I had no choice but to be a Christian. In finale season–we might even call this past week “Finale Week” (do people do that? I’m not tuned-in enough to know)–I am a hopeless case. I troll the internets for spoilers, I voraciously watch and rewatch a show’s episodes leading up to the last installment before summer, all to try to have some kind of extra clue of how it will all turn out.
I am the person who reads the last chapter of a novel before she gets to the mid-way point of a book. I watch movies and mini-series over and over and over again, enjoying them more each time I do so, because I know how it’s all going to turn out. Knowing the ending doesn’t spoil things for me; I’m better able to enjoy the intricacies of the plot when I know where it’s headed.
And so, I had to be a Christian.
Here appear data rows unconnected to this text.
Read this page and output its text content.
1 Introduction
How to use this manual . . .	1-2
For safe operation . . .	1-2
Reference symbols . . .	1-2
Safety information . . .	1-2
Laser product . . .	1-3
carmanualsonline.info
Of course, I’ve believed in God as revealed in Jesus Christ since before I can remember, and perhaps it’s that belief that has formed me to be so obsessed with discovering the end of every story, I know the ending of my story and the end of the story of the world, and so I am desperate to know the end of all the other little stories around me.
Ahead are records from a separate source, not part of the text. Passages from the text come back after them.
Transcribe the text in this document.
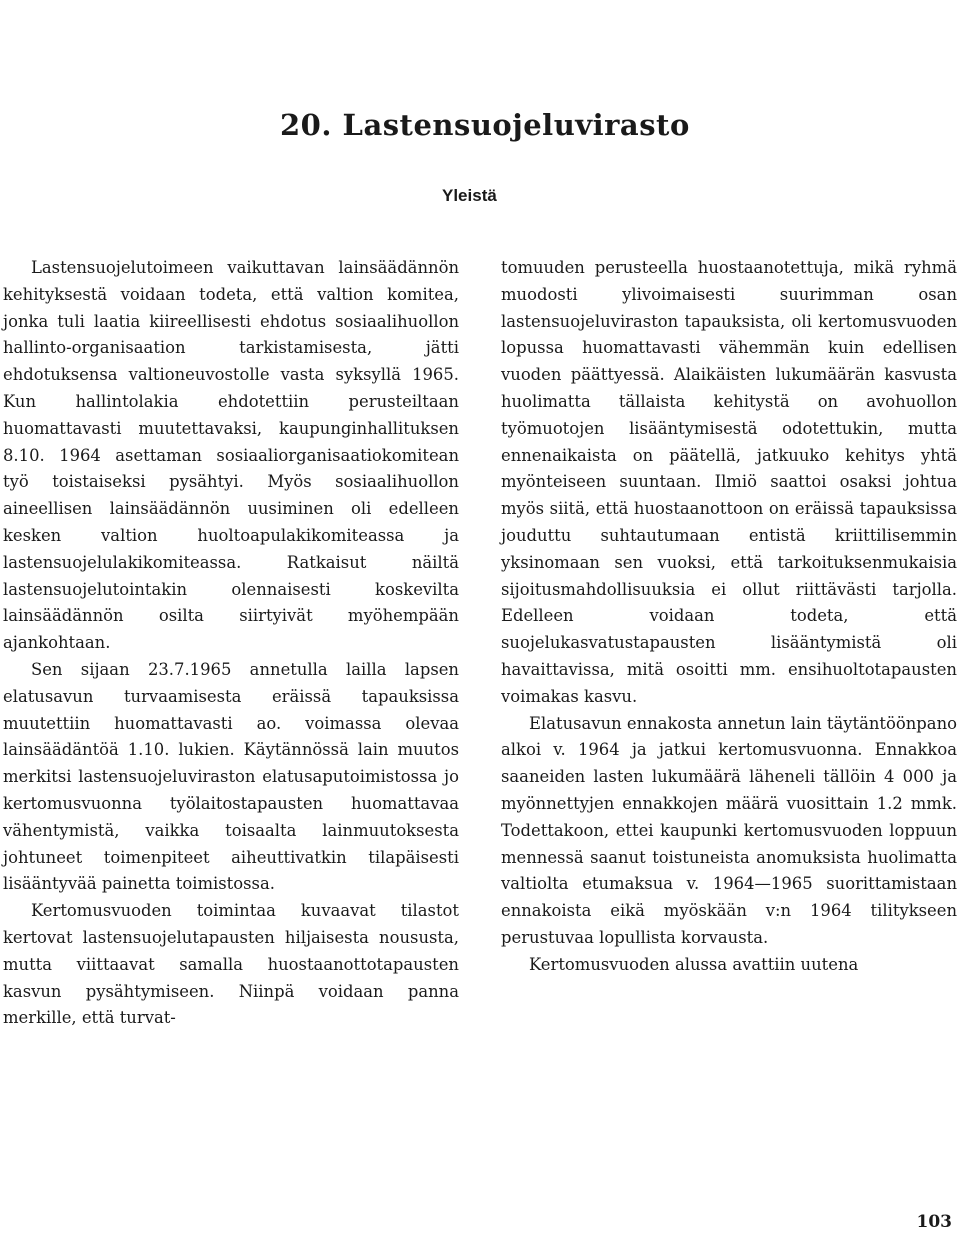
20. Lastensuojeluvirasto
Yleistä

Lastensuojelutoimeen vaikuttavan lainsäädännön kehityksestä voidaan todeta, että valtion komitea, jonka tuli laatia kiireellisesti ehdotus sosiaalihuollon hallinto-organisaation tarkistamisesta, jätti ehdotuksensa valtioneuvostolle vasta syksyllä 1965. Kun hallintolakia ehdotettiin perusteiltaan huomattavasti muutettavaksi, kaupunginhallituksen 8.10. 1964 asettaman sosiaaliorganisaatiokomitean työ toistaiseksi pysähtyi. Myös sosiaalihuollon aineellisen lainsäädännön uusiminen oli edelleen kesken valtion huoltoapulakikomiteassa ja lastensuojelulakikomiteassa. Ratkaisut näiltä lastensuojelutointakin olennaisesti koskevilta lainsäädännön osilta siirtyivät myöhempään ajankohtaan.

Sen sijaan 23.7.1965 annetulla lailla lapsen elatusavun turvaamisesta eräissä tapauksissa muutettiin huomattavasti ao. voimassa olevaa lainsäädäntöä 1.10. lukien. Käytännössä lain muutos merkitsi lastensuojeluviraston elatusaputoimistossa jo kertomusvuonna työlaitostapausten huomattavaa vähentymistä, vaikka toisaalta lainmuutoksesta johtuneet toimenpiteet aiheuttivatkin tilapäisesti lisääntyvää painetta toimistossa.

Kertomusvuoden toimintaa kuvaavat tilastot kertovat lastensuojelutapausten hiljaisesta noususta, mutta viittaavat samalla huostaanottotapausten kasvun pysähtymiseen. Niinpä voidaan panna merkille, että turvat-

tomuuden perusteella huostaanotettuja, mikä ryhmä muodosti ylivoimaisesti suurimman osan lastensuojeluviraston tapauksista, oli kertomusvuoden lopussa huomattavasti vähemmän kuin edellisen vuoden päättyessä. Alaikäisten lukumäärän kasvusta huolimatta tällaista kehitystä on avohuollon työmuotojen lisääntymisestä odotettukin, mutta ennenaikaista on päätellä, jatkuuko kehitys yhtä myönteiseen suuntaan. Ilmiö saattoi osaksi johtua myös siitä, että huostaanottoon on eräissä tapauksissa jouduttu suhtautumaan entistä kriittilisemmin yksinomaan sen vuoksi, että tarkoituksenmukaisia sijoitusmahdollisuuksia ei ollut riittävästi tarjolla. Edelleen voidaan todeta, että suojelukasvatustapausten lisääntymistä oli havaittavissa, mitä osoitti mm. ensihuoltotapausten voimakas kasvu.

Elatusavun ennakosta annetun lain täytäntöönpano alkoi v. 1964 ja jatkui kertomusvuonna. Ennakkoa saaneiden lasten lukumäärä läheneli tällöin 4 000 ja myönnettyjen ennakkojen määrä vuosittain 1.2 mmk. Todettakoon, ettei kaupunki kertomusvuoden loppuun mennessä saanut toistuneista anomuksista huolimatta valtiolta etumaksua v. 1964—1965 suorittamistaan ennakoista eikä myöskään v:n 1964 tilitykseen perustuvaa lopullista korvausta.

Kertomusvuoden alussa avattiin uutena

103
The end of the Story of the World is the greatest romantic ending ever; having gone to prepare a place for his beloved, the church (all people who love God), God returns in the flesh of Jesus to bring us to be with him forever. Whatever happens the rest of today, or the rest of 2015, or the rest of our lives, we know what our end will be–for me, that makes all the difference in enjoying the journey.
(artwork via wikipedia from Grunewald’s Issenheim Altarpiece series; The Resurrection)
I am with you on re-watching and re-reading even when you know the endings. It’s like reciting the same prayers and psalms over and over. Each recitation reveals something new, something missed in all the previous readings. Is it fair to say God wants us to know how it will end for us so we are then freed to live our life in a way that best serves him and his church?